As the play goes on and the hospital scene is repeated multiple times (each with its own baby drop), the spectators and the other characters (Bette excepted) gradually come to share the sense of futility and exhaustion that Matt wrote into the scene of his own birth. We/they come to understand that the doctor represents the inexorability and indifference of the universe that condemns Bette to this fate; that the characters’ reactions to each death may hurt or help each other but have no effect on the baby itself; that there is actually nothing so horrible that constant repetition of it can’t desensitize us to it. It’s still funny; but for different reasons.
Corinna wanted to honor Durang’s intentions regarding the prop baby. Durang thinks it’s important that the prop baby not look too much like a real baby; he thinks that it’s better if you just have a baby-sized bundle that hits the floor with a thud.

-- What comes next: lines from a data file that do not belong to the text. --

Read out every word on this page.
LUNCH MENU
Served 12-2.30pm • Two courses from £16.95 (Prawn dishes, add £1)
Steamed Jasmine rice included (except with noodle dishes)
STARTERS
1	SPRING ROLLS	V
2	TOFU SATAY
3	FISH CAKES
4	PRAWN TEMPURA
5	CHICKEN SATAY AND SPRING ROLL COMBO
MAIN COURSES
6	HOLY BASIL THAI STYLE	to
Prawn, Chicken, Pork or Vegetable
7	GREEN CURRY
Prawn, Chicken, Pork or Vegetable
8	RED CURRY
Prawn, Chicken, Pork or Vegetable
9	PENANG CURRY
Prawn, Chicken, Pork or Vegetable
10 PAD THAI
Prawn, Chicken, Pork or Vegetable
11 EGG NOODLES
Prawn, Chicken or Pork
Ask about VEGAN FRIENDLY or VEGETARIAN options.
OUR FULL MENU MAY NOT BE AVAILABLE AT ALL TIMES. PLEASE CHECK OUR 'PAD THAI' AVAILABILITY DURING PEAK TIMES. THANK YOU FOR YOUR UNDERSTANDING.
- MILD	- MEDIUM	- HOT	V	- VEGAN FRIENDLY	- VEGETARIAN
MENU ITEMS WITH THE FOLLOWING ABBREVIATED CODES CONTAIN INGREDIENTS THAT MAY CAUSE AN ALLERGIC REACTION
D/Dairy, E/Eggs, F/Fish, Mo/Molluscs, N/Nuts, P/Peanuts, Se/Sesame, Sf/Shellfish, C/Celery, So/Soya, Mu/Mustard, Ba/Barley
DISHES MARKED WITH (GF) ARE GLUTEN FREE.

We are using real baby dolls, but they’re wrapped up to much you can only really see the faces. What’s most important, I think, is the thud. It’s funny–the word “thud” itself should communicate to you why thuds are funny–but I think it also, on a nonverbal level, conveys something about the way this feels to Bette and her family. Another hoped for and expected new arrival turns into a dead weight that hits the ground, heavily, and lies there. The assembled family members feel the impact with a kind of dull throb. The death registers as a kind of bass reverberation–felt more than heard, incomprehensible and impossible to articulate. How the death registers with Bette we don’t know. She’s always off stage when the baby drops.
The thud, for our prop babies, comes from a rice sock which is bundled in with the baby doll. A rice sock is a kind of homemade heating pad: you take an athletic sock, fill it with rice, tie a knot at the top, and then microwave it for about two minutes. You can then apply it to any part of your body that’s sore or tight or could use some circulation. The rice sock makes the perfect thud, and it keeps the plastic baby doll from bouncing. Since it’s heavier than the baby doll, it also ensures that the prop baby lands face up.
It was fun getting to hang out and make stuff yesterday; the show is just hitting that point where everything is getting real, and it’s all very exciting. My relationship with the physical world has not always been cordial; so I get a charge out of it every time I make an object that does what it’s supposed to do. I’m really looking forward to seeing them all in action.